Sang Pelawak


 by Darminto M Sudarmo

“Masih adakah orang yang bisa dipercaya di dunia ini?” keluh Tukijo di depan cermin rias dengan hati remuk. Seorang sahabat kental yang sangat dia percaya dan sayangi telah melukai perasaannya. Mengkhianati. Malam hari ketika mereka tidur dalam divan yang sama, suatu kejadian fantastis telah terjadi. Temannya berjingkat dengan langkah kucing menuju ke kamar adik perempuannya. Dan berusaha menidurinya! Untung Tuhan masih melindungi kehormatan sang adik, hingga dengan caranya sendiri yang sopan dan halus kejadian terkutuk itu tak sempat berlangsung.

Tukijo, sang pelawak tunggal yang sendu itu meneteskan air mata tanpa sadar. Air mata yang biasanya teramat pelit ke luar dari kelopak matanya itu, kini telah merusak rias wajahnya.Saatnya manggung di pentas telah tiba. Tukijo tak sempat berbuat lebih banyak pada bentuk rias di wajahnya. Kesedihan total tengah menggumpal di dada. Dia tak pedulikan materi apa yang mesti dia bawakan. Sekitar pikirannya cuma berisi lingkaran-lingkaran kesedihan, lain tidak.

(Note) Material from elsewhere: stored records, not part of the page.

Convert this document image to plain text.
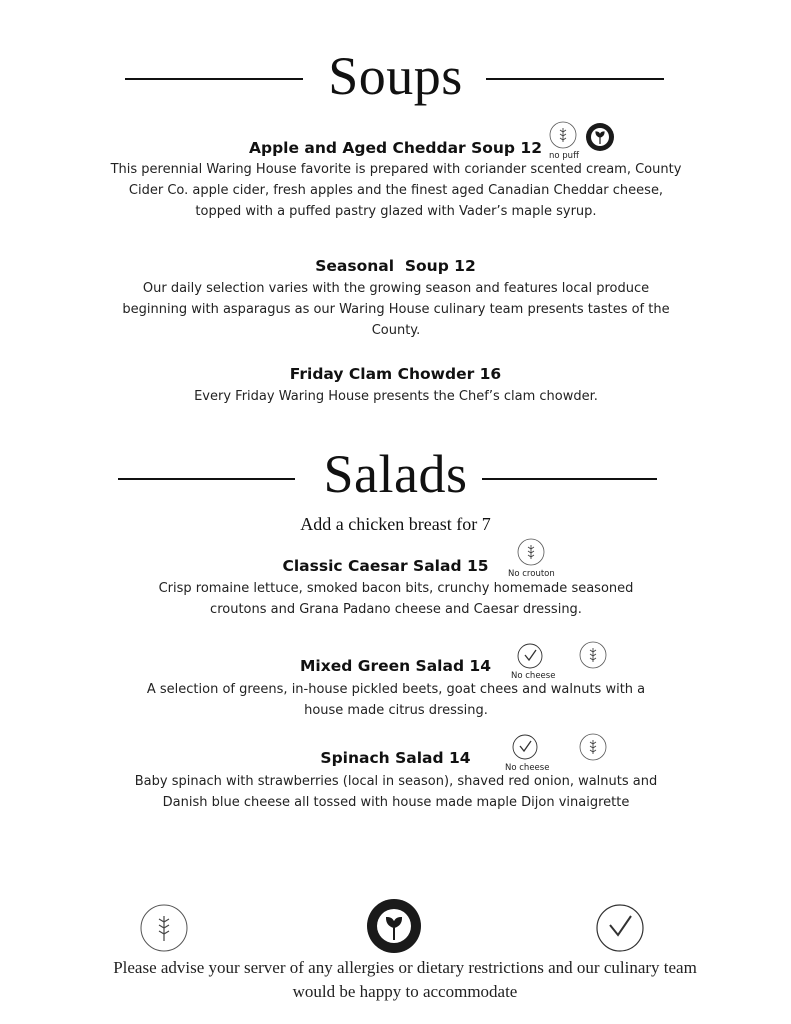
Soups
Apple and Aged Cheddar Soup 12 no puff
This perennial Waring House favorite is prepared with coriander scented cream, County Cider Co. apple cider, fresh apples and the finest aged Canadian Cheddar cheese, topped with a puffed pastry glazed with Vader’s maple syrup.
Seasonal  Soup 12
Our daily selection varies with the growing season and features local produce beginning with asparagus as our Waring House culinary team presents tastes of the County.
Friday Clam Chowder 16
Every Friday Waring House presents the Chef’s clam chowder.
Salads
Add a chicken breast for 7
Classic Caesar Salad 15	No crouton
Crisp romaine lettuce, smoked bacon bits, crunchy homemade seasoned croutons and Grana Padano cheese and Caesar dressing.
Mixed Green Salad 14
No cheese
A selection of greens, in-house pickled beets, goat chees and walnuts with a house made citrus dressing.
Spinach Salad 14
No cheese
Baby spinach with strawberries (local in season), shaved red onion, walnuts and Danish blue cheese all tossed with house made maple Dijon vinaigrette
Please advise your server of any allergies or dietary restrictions and our culinary team would be happy to accommodate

Anehnya, ketika wajahnya muncul dengan rias porak-poranda, ruang nait-klab (tertulis : night-club) tempat dia manggung dilanda gelak tawa yang gemuruh. Feelingnya yang kuat cepat bicara, bahwa tawa penonton itu telah menimbulkan masalah buat dirinya. Sebuah kecurigaan.

Tukijo merasa tiba-tiba terdampar di sebuah tempat yang paling tepat menjadi bahan olok-olok. Dia ingat cucuran air mata adiknya, ketika bercerita tentang sahabat yang tak memandang sepicing rasa pengertian dan hormat kepada dirinya. Dia ingat sikap sahabatnya yang seolah tak pernah merasa bersalah; yang berpenampilan akrab tapi kurang ajar; yang membuat dia tiba-tiba menjadi sangat benci dan kecewa.

Ketika itu, pelawak Tukijo di mata penonton berpenampilan amat sophisticated. Mereka sebenarnya tak pernah menangkap materi yang lucu, karena saat itu mereka tengah disibukkan oleh urusannya masing-masing  yang serba mendesak dan menyita perhatian, sehingga mimik dan tingkah pelawak Tukijo yang muncul secara meyakinkan telah mengundang kesan kuat bagi penonton. Dan penonton merasa selayaknyalah jika mereka menghadiahkan tawa lepas-lepas bagi pelawak yang berhasil itu.

Namun bagi Tukijo, dia merasa dirinya makin jauh terdampar dan menjadi sasaran paling empuk buat bahan olok-olok dan ejekan para penonton yang dia pikir mengetahui nasibnya yang malang itu.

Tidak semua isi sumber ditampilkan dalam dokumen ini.